Джек холодно взглянул на нее.

— Да, я никак не могу запомнить твоих деликатных моралистских сантиментов, дорогая моя. Как бы там ни было, мы больше не будем говорить об этом. И ничего не скажем Мозесу.

— Ты намерен не говорить ему об этом?

— А зачем мне делать это? Мозес — потенциальный бузотер, и пока я буду использовать его семью в качестве приманки, смогу держать его в узде. А как только он узнает о смерти жены, то морковка, которой я его контролирую, уменьшится вдвое.

— Но, Джек, это же очень жестоко!

Джек подошел и наклонился, чтобы поцеловать ее в лоб. Потом улыбнулся.

— Ну, ягодка, мы не станем затевать очередную свару из-за черных, верно? Я думал, что ты уже выкинула из своей милой головки весь аболиционистский мусор.

— Это не имеет отношения к аболиционизму. Сказать ему об этом велит простое человеческое приличие.

Он медленно покачал головой.

— Ягодка, ты все еще до конца не поняла. Они же не люди. Ну, будет, пошли обедать. Умираю от голода. А после обеда я с Бенсонами отправляюсь на охоту.

Он взял ее за руку и повел в столовую. На обед подали оленину, которую тетушка Лида приготовила великолепно. Но у Лизы пропал аппетит. Она поняла, что подошла к моральному перепутью. Если она намерена продолжать свою «рыцарскую» борьбу за улучшение условий жизни рабов, то, конечно, обязана сообщить Мозесу, что случилось с его женой. С другой стороны, у нее не было никаких иллюзий относительно того, как это воспримет Джек. «Может быть, — размышляла она, ковыряя вилкой содержимое тарелки, — все это не мое дело? Джек относится ко мне хорошо. Почему надо все делать ему наперекор?»

Но тут в ее памяти всплыл образ ее отца, и она поняла, что если хочет сохранить уважение к самой себе, то должна будет пойти против мужа. Если Мозес не человек, то, Боже, кто же он тогда? Разве его слезы не были человеческими слезами?

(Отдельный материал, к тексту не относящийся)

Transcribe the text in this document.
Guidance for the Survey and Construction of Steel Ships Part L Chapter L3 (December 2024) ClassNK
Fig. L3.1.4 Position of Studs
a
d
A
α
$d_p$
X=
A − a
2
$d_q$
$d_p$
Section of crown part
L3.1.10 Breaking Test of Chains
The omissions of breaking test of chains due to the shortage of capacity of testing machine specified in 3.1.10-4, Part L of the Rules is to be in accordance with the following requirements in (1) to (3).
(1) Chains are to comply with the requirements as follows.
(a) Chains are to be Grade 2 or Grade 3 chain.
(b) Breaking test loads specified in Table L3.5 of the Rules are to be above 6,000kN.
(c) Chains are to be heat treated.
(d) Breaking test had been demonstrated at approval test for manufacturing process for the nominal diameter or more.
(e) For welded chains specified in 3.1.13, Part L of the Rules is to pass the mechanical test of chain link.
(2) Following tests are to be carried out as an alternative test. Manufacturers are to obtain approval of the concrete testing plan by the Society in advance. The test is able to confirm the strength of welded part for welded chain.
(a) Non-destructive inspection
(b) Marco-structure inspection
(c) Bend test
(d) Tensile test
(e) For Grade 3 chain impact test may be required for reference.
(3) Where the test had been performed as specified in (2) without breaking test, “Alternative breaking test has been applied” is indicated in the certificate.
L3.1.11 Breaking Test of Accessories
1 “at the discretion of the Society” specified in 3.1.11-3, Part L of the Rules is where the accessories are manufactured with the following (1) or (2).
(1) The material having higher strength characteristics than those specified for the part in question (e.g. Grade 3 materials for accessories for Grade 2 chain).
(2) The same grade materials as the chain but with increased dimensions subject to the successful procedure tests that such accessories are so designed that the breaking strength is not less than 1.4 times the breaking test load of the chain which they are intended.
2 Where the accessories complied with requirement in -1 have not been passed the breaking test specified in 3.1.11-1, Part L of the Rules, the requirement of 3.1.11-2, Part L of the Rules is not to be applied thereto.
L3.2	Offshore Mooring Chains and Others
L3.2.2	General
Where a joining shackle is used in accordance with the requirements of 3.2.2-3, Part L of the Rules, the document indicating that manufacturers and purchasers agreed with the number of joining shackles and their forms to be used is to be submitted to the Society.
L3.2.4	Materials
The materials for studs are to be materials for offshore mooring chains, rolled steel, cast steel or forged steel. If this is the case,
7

После обеда Джек ускакал на своем коне Авенжере вместе с братьями Бенсон, которым принадлежала соседняя плантация «Ститвуд». Едва они скрылись из виду, Лиза надела плащ, надвинула на глаза капюшон и вышла через одну из дверей бального зала. Стояла довольно хорошая погода, хотя свинцовое небо и предвещало снег. Она прошла вдоль боковой стороны дома, потом через деревянные ворота вошла в сад, обнесенный кирпичной оградой, здесь же Лида выращивала летом овощи. Прошла через сад к калитке на противоположной стороне и, открыв ее, стала осматривать небольшие коттеджи домашней прислуги. Каждый коттедж был снабжен крылечком. Лиза увидела Мозеса, сидевшего на своем крыльце и стругавшего что-то ножом. Она сделала ему знак, чтобы он прошел в сад. В недоумении он отложил в сторону нож и спрыгнул с крыльца. Когда он вошел в калитку, Лиза прикрыла дверцу.

— Что-нибудь не так, хозяйка? — спросил он.



— Да, Мозес. Можешь ли ты хранить тайну?

— Да, мэм.

— Поклянись, что ты никому не передашь то, что я собираюсь сказать тебе, особенно моему мужу. Если мистер Кавана узнает, то у меня возникнут большие неприятности.

Он казался озадаченным.

— Я не хочу создавать для вас неприятности, хозяйка. Клянусь сохранить все в тайне.

Лиза колебалась.

— Это о твоей жене, Мозес, — тихо произнесла она. — О Саманте. Сегодня пришла весть о том, что она умерла.

Его глаза расширились.

— Умерла? — прошептал он. — Как? Такая молодая…

— Она умерла при родах. Очень сожалею.

Он тяжело дышал.

— Они случили ее, — прошептал он. — Должно быть, так. Саманта обещала хранить мне верность. Они, должно быть, случили ее…

Видя слезы на его глазах, она притронулась к его рукаву.

— Очень сожалею, — повторила она. Он тупо кивнул. Она повернулась и пошла к дому.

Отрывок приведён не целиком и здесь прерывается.